Understanding risks and opportunities for ramp metering control in a mixed-autonomy future
Principal Investigator(s):Raphael Stern, Assistant Professor, Civil, Environmental and Geo-Engineering
Vehicle automation has the potential to dramatically alter the fundamental dynamics of traffic flow. This is true both for fully automated vehicles, as well as vehicles with partial automation technology such as adaptive cruise control (ACC) that are already commercially available today. By changing the dynamics of traffic flow, these emerging technologies will also influence the efficacy of traffic flow-based control strategies such as ramp metering. As one of the leading deployments of ramp metering globally, Minnesota roadways may see substantial change in the efficacy of ramp metering strategies as traffic dynamics change.

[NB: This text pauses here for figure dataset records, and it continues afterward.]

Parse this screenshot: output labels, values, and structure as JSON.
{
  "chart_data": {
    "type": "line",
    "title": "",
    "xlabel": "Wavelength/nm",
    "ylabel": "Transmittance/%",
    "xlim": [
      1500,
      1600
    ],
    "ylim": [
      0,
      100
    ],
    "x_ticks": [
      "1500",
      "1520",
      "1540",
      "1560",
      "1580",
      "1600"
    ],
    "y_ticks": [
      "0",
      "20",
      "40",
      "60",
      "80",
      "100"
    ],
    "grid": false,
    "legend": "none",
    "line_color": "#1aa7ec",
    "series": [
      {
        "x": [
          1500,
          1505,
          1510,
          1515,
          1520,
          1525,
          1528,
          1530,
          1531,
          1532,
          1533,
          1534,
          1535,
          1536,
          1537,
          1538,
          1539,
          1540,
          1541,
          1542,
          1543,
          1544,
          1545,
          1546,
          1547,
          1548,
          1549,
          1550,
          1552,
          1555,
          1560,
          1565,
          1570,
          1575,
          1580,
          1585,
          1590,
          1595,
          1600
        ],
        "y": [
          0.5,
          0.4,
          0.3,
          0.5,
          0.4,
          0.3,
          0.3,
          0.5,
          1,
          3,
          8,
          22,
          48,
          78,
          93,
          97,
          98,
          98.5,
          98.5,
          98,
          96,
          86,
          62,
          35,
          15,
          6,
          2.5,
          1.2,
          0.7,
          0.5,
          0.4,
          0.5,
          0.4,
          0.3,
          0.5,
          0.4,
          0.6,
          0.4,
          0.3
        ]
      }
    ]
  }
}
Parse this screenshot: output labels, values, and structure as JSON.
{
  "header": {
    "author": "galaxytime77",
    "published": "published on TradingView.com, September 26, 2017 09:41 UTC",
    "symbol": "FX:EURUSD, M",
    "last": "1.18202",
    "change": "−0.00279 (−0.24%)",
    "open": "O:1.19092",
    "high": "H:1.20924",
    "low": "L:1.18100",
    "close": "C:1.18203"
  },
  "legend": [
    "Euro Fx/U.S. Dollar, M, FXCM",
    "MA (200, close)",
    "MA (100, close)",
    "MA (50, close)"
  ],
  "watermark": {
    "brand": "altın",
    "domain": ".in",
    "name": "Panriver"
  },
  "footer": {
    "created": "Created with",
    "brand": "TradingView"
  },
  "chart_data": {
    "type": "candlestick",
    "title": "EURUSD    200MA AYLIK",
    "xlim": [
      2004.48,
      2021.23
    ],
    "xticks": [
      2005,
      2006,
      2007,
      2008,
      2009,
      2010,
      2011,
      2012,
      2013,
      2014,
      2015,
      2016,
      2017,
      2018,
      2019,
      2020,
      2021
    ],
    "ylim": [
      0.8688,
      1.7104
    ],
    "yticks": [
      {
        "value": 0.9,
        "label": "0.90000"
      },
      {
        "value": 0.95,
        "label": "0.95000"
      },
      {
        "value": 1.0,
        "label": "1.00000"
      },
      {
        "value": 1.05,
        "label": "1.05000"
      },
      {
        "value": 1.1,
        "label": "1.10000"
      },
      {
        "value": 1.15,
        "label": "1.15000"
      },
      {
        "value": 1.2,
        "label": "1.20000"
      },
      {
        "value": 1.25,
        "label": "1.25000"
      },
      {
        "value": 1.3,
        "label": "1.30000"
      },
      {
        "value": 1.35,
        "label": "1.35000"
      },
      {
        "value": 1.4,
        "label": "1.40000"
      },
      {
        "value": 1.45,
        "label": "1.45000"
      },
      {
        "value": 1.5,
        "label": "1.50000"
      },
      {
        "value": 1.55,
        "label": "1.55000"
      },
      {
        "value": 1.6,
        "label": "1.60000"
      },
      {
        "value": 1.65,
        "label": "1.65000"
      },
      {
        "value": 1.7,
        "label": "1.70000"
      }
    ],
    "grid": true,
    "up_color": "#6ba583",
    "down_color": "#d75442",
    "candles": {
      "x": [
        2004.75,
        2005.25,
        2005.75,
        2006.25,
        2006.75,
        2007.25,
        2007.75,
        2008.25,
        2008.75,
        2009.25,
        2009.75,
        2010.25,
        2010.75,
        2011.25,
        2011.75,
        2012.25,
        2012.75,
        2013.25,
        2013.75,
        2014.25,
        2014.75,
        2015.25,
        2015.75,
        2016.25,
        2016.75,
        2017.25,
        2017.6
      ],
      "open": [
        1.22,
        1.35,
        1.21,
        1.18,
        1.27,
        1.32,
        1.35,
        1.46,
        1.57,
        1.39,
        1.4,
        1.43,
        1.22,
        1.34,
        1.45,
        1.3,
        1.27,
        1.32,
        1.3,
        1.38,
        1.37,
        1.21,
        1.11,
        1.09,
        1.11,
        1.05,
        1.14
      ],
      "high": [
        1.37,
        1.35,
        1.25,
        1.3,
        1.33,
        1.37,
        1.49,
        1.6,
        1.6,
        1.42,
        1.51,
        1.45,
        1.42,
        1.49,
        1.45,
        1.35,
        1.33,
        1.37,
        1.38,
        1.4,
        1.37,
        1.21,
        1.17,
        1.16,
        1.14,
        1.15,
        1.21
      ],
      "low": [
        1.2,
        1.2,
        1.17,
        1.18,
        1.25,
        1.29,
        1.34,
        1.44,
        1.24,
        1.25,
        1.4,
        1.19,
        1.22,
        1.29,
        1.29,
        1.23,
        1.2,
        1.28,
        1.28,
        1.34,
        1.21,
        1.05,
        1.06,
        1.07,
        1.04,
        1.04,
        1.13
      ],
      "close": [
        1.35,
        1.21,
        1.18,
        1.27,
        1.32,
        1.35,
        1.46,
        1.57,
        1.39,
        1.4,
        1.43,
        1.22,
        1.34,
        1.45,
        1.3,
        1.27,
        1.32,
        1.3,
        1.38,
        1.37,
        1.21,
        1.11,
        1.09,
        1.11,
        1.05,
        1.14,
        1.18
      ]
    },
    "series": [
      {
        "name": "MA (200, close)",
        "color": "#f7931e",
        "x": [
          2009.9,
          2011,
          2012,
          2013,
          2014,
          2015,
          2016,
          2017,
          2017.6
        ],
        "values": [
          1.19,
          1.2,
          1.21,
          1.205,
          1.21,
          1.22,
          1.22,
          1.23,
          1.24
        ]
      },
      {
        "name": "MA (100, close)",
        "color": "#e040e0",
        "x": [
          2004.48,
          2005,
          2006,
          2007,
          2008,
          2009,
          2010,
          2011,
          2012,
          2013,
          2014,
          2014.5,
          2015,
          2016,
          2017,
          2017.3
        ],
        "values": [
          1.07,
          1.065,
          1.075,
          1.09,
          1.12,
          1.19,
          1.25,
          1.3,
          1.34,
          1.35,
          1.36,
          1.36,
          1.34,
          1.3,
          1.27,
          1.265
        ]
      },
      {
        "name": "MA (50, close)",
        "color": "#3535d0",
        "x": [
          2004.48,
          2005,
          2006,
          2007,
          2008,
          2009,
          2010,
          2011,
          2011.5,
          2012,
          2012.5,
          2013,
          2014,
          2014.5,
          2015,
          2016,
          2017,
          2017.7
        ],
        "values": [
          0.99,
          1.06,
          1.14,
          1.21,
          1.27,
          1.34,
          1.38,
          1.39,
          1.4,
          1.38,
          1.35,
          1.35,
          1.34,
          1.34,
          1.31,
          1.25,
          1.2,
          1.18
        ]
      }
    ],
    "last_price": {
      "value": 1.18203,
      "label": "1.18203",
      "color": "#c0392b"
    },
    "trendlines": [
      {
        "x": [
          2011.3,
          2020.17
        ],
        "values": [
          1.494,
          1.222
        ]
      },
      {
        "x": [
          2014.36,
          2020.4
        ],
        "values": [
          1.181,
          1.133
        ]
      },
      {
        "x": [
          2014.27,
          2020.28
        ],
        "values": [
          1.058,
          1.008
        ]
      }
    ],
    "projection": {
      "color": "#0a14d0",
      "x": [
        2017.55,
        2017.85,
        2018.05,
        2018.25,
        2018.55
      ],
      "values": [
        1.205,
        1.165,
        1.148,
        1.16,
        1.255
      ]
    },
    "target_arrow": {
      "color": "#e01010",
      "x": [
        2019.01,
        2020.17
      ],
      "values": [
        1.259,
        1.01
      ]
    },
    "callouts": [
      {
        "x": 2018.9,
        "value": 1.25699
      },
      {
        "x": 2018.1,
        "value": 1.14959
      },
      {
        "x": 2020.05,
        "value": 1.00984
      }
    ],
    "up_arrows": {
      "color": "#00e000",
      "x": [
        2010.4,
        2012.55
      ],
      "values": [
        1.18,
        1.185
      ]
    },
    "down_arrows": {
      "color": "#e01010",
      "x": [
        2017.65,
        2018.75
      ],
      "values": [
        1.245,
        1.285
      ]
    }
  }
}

With this motivation in mind, this project will answer how ramp metering strategies employed in Minnesota may be influenced by different vehicle automation scenarios such as automated vehicle market penetration rates both for proposed, fully automated vehicles and currently available low-level automated vehicles. Additionally, this project will develop strategies to keep Minnesota ramp meters effective under scenarios with increased autonomy. Furthermore, under the new traffic flow-density relationship that is emerging in a mixed autonomy traffic flow, traditional ramp metering may create unsafe conditions due to rapidly propagating queues. This project will also address safety considerations for ramp metering in an automated future.